Вернувшись в дом, Тихон обнаружил, что все уже разошлись, а за занавеской вовсю храпит отец. Вечером он не заметил маленький потёртый горчичного цвета диван в углу избы, но теперь увидел, что он застелен чистой постелью. На диванчике, явно коротком, лежала пара подушек и огромное пуховое одеяло. Мысленно поблагодарив Галю, он разделся, нашёл выключатель, чтобы погасить свет и лёг.
Постель была теплая, но отсыревшая. Как ни старался Тихон, он долго не мог принять хоть сколько-нибудь удобное положение и вытянуть ноги. Все суставы его ныли, а стоило закрыть глаза – голова начинала бешено кружиться. Ворочаясь, он думал о Нине, о внезапно выжившем прадеде, похоронах, словах отца, Люде… Затуманенный мозг его пытался соединить всё новое воедино, старался понять, что же произошло в том далеком сорок втором году, из-за чего же сейчас Тихон лишился привычной ему жизни и семьи.
«Нужно будет обязательно расспросить бабку Майю о Нине и о том, что же произошло с моей прабабкой, – думал он, – завтра, первым же делом».
Отец всхрапнул так, что, казалось, затряслись старые стены сруба.
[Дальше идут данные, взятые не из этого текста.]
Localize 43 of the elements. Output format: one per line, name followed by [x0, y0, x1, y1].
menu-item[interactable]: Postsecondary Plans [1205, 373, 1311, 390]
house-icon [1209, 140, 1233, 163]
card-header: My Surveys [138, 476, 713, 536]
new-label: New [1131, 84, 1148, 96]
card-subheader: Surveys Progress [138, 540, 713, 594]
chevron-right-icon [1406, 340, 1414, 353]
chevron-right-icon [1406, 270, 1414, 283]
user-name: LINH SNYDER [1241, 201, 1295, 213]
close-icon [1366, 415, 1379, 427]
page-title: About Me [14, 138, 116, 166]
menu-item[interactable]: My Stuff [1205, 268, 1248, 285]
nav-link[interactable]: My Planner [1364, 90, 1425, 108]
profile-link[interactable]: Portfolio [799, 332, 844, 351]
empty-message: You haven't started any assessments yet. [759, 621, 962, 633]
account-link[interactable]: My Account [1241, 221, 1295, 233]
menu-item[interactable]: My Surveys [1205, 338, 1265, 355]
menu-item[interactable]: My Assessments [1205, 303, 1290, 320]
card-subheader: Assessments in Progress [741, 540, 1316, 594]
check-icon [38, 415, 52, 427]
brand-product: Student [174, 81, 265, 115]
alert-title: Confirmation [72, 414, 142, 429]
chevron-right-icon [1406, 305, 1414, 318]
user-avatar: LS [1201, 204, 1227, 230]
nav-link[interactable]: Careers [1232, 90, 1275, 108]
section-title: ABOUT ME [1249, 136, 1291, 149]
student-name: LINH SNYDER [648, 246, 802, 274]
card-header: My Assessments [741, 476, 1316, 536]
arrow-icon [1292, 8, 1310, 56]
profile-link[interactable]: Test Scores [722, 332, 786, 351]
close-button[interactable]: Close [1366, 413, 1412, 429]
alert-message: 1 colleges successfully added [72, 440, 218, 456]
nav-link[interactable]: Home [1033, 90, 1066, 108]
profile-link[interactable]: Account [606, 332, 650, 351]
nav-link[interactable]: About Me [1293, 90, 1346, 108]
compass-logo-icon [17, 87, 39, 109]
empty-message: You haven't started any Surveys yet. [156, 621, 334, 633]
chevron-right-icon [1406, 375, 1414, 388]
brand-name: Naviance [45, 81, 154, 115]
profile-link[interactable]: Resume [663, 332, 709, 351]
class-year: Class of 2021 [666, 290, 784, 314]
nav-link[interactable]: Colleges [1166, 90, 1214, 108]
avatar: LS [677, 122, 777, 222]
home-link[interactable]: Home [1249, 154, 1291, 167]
Но Тихон уже провалился в сон, томительный и беспокойный.
Глава пятая
Нина
Какая красивая Нина была в тот июньский день сорок пятого! Было солнечное и безоблачное воскресенье. Колька ворвался к ней с громким восторженным криком «Нина-а! Бежим папку встречать!», а она, как назло, именно сегодня заспалась!
– Не галди, Колька, – сонно крикнула она мальчику, по-кошачьи потянулась и, в мгновенье стряхнув остатки сна, вскочила на ноги, – бегу уже!
Нужно было спешить, а то Колька ещё убежит без неё. Шесть лет, а такой прыткий, что сладу с ним нет! С тех пор, как по радио объявили победу, они с Колькой каждый её выходной ходят к лесу «встречать». Нина с трепетом ждала дня, когда Колькин папа – Тихон Петрович – вернётся. Что-то будет? Как они с Колькой?
За последние два с лишком года они – девятнадцатилетняя Нинка и соседский мальчишка Колька – много пережили горя и стали неразлучными, потому что больше друг у друга никого у них и не было.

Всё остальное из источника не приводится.